Curcumin liposomes alleviate senescence of bone marrow mesenchymal stem cells by activating mitophagy

Abstract

The senescence of mesenchymal stem cells (MSCs) is closely related to aging and degenerative diseases. Curcumin exhibits antioxidant and anti-inflammatory effects and has been extensively used in anti-cancer and anti-aging applications. Studies have shown that curcumin can promote osteogenic differentiation, autophagy and proliferation of MSCs. Liposome, as a nano-carrier, provides a feasible strategy for improving the bioavailability and controlled-release profile of curcumin.This study aimed to evaluate the effects of curcumin liposomes (Cur-Lip) on the senescence of rat bone marrow mesenchymal stem cells (rBMSCs). Based on network pharmacology, we predicted the targets and mechanisms of curcumin on senescence of MSC. 23 key targets of Cur were associated with MSC senescence were screened out and mitophagy signaling was significantly enriched. Cur-Lip treatment alleviated senescence of D-galactose (D-gal)-induced rBMSCs, protected mitochondrial function, and activated mitophagy, which may be related to mitochondrial fission. Inhibition of mitophagy attenuated the protective effects of Cur-lip on mitochondrial function and senescence of rBMSCs. Our findings suggested that Cur-Lip could alleviate senescence of rBMSC and improve mitochondrial function by activating mitophagy.

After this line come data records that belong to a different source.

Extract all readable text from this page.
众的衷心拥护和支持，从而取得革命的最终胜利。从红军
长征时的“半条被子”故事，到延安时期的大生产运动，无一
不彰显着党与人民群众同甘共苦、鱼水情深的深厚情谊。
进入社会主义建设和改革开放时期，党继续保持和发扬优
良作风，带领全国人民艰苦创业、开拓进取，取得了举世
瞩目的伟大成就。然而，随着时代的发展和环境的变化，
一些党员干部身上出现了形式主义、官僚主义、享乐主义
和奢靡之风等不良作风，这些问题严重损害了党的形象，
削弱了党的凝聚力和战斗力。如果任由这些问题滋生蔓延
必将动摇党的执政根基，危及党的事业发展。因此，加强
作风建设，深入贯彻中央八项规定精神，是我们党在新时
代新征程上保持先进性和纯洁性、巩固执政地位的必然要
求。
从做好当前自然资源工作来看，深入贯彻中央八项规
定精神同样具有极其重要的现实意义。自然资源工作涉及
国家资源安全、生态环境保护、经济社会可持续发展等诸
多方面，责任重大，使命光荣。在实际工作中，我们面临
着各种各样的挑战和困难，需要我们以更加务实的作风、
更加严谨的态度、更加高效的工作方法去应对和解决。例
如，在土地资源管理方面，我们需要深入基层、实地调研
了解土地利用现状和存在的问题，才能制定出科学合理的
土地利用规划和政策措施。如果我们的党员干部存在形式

Keywords: Curcumin liposomes; Mitophagy; Network pharmacology; Senescence; rBMSCs.

Fig. 1

Network pharmacology analysis predicted the mechanisms of the Cur effect on the senescence of MSCs. (A) The screening process for Cur-senescent MSCs co-targets. (B) Topology analysis and key target screening. (C) GO enrichment analysis of BP, CC, and MF. (D) KEGG enrichment analysis of anti MSCs senescence core target of Cur. (E) Mitophagy pathway.

Fig. 2

Molecular docking between Cur and mitophagy-related proteins. (A) Cur-TP53. (B) Cur-MAPK8. (C) Cur-HRAS. (D) Cur-SRC. (E) Cur-HIF1α. Dotted line: molecular binding site.

Fig. 3

Cur-Lip alleviated D-gal induced senescence of rBMSCs. (A) SA-β-gal assay in rBMSCs. Scale bar = 150 μm. (B) The effects of Cur-Lip on the protein expression of p16, p21 and p53 in rBMSCs. *p < 0.05, ** p < 0.01 vs. D-gal group; # p < 0.05, ## p < 0.01 vs. control group (same as below).

Fig. 4

Cur-Lip improved cell proliferation in senescent rBMSCs. (A) Clone formation assay. (B) Representative images of Ki67 staining in rBMSCs. Scale bar = 100 μm.

Fig. 5

The protective effect of Cur-Lip on mitochondrial function in rBMSCs. (A) Mitochondrial ROS generation. Scale bar = 100 μm. (B) Mitochondrial membrane potential. Scale bar = 100 μm.

Fig. 6

Cur-Lip promoted mitochondrial quality control in rBMSCs. (A) The mRNA expression of Opa1, Mfn1, Mfn2, Drp1 and PGC-1α in rBMSCs. (B) Cur-Lip increased the expression levels of mitophagy-related proteins in rBMSCs.

Fig. 7

The level of mitophagy after treatment with each group. (A) Expression levels of mitophagy-specific proteins PINK1 and Parkin. (B) Co-localization assay in rBMSCs with Lyso-Tracker (green) and Mito-Tracker (Red). Blue staining = DAPI. Scale bars = 5 μm. *p < 0.05, ** p < 0.01 vs. D-gal group; #p < 0.05, ##p < 0.01vs Cur-Lip group (same as below).

Fig. 8

Mitophagy inhibited the senescence of rBMSCs. (A) SA-β-gal assay in rBMSCs. Scale bars = 200 μm. (B) Mitochondrial ROS generation. Scale bars = 100 μm. (C) Mitochondrial membrane potential.